DiksiNasi, CIAMIS — Insiden tenggelamnya Danendra Gibran Ramadani (12), siswa SDN 2 Pamalayan, bukan sekadar kabar duka.
Tragedi yang terjadi di Sungai Cileueur, Leuwi Sentul, Minggu (04/05/2025) sore, menyibak persoalan mendasar: lemahnya pengawasan dan minimnya edukasi keselamatan bagi anak-anak di area rawan bencana.
Gibran menghembuskan napas terakhirnya setelah terbawa arus sungai yang deras, tak lama setelah ia mengeluh pusing saat berenang bersama tiga temannya.

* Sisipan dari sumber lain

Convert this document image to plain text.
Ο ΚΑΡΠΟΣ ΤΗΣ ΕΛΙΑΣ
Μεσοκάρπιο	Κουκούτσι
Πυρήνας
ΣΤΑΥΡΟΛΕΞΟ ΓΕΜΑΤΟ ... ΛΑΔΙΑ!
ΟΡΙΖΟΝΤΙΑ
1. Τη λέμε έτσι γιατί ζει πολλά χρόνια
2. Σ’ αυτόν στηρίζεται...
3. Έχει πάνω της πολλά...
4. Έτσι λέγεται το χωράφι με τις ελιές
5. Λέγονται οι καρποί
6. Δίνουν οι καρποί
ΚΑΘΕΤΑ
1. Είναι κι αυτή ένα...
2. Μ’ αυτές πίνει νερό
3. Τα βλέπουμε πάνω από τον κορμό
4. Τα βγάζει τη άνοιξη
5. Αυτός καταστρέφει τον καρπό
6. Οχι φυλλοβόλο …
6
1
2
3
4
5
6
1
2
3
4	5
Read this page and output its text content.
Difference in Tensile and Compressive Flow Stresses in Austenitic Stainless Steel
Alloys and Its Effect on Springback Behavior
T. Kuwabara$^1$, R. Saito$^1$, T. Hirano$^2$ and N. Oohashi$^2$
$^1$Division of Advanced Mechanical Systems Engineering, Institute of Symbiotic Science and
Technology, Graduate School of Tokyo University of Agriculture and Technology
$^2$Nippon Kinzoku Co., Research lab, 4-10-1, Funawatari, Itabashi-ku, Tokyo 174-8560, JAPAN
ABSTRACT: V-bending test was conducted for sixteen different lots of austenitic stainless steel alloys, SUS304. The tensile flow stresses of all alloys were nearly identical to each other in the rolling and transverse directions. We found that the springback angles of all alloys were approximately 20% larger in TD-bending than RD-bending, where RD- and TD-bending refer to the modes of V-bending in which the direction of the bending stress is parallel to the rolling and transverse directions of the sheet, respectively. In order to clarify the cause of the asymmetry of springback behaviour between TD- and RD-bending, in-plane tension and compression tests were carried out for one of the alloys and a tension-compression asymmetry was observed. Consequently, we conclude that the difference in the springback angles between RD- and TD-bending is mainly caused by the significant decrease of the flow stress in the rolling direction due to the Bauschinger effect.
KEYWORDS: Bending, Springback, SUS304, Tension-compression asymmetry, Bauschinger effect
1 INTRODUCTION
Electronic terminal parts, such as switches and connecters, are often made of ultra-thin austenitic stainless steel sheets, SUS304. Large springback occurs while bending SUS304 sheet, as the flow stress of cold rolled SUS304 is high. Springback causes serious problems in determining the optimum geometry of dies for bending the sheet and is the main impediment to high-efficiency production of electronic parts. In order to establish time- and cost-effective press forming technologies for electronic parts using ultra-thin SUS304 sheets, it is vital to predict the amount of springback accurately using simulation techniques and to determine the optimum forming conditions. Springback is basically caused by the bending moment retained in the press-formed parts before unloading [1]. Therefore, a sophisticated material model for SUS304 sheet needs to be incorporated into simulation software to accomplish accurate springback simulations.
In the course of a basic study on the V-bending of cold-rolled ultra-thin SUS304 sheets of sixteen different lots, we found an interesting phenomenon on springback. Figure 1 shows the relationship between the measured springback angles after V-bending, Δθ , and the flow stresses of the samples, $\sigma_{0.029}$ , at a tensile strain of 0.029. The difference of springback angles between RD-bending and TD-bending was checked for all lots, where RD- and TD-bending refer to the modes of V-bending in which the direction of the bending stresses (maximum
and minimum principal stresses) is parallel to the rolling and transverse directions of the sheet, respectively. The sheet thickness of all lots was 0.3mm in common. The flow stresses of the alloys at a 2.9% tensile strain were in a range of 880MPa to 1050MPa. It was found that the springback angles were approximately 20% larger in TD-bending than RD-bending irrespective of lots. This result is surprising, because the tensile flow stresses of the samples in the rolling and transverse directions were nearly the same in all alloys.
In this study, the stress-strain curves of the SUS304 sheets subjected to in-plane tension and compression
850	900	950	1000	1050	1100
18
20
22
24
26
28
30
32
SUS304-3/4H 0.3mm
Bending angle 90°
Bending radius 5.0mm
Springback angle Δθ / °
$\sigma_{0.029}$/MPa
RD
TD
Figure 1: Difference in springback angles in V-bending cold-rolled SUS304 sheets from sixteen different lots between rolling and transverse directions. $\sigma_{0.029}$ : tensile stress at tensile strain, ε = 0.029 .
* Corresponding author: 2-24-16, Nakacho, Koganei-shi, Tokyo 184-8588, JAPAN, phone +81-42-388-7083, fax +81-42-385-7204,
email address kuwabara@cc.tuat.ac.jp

Keempat anak itu semula hanya bermain di area persawahan.
Tanpa pendampingan orang dewasa, mereka memilih mandi di sungai yang terlihat tenang namun menyimpan arus dalam.
“Kami sangat prihatin dan berduka atas peristiwa ini. Kami imbau orang tua lebih waspada, jangan biarkan anak-anak bermain di sungai tanpa pengawasan,” ujar Kapolsek Cijeungjing, AKP Jajang Sahidin.
Sungai yang Tampak Aman, Nyatanya Mematikan
Sungai Cileueur, terutama di titik Leuwi Sentul, dikenal memiliki kontur dalam dan arus bawah yang tidak bisa ditebak.
Warga sekitar mengakui bahwa lokasi tersebut memang sering dijadikan tempat bermain anak-anak, terlebih saat musim kemarau.
Sandi, warga yang turut dalam proses evakuasi korban, mengungkapkan betapa sulitnya penyelamatan dilakukan saat insiden terjadi.
“Kami langsung turun setelah anak-anak minta tolong, tapi arus sungai sangat kuat. Gibran baru ketemu satu jam kemudian, tersangkut di bawah pohon bambu,” tuturnya.
Kepala Desa Pamalayan, Agus Lutfi, menegaskan bahwa meski kejadian ini dianggap musibah, pemerintah desa akan lebih gencar memberikan edukasi kepada warganya.
“Ini peringatan serius. Kami akan evaluasi tempat-tempat rawan seperti ini agar lebih aman untuk anak-anak,” ujarnya.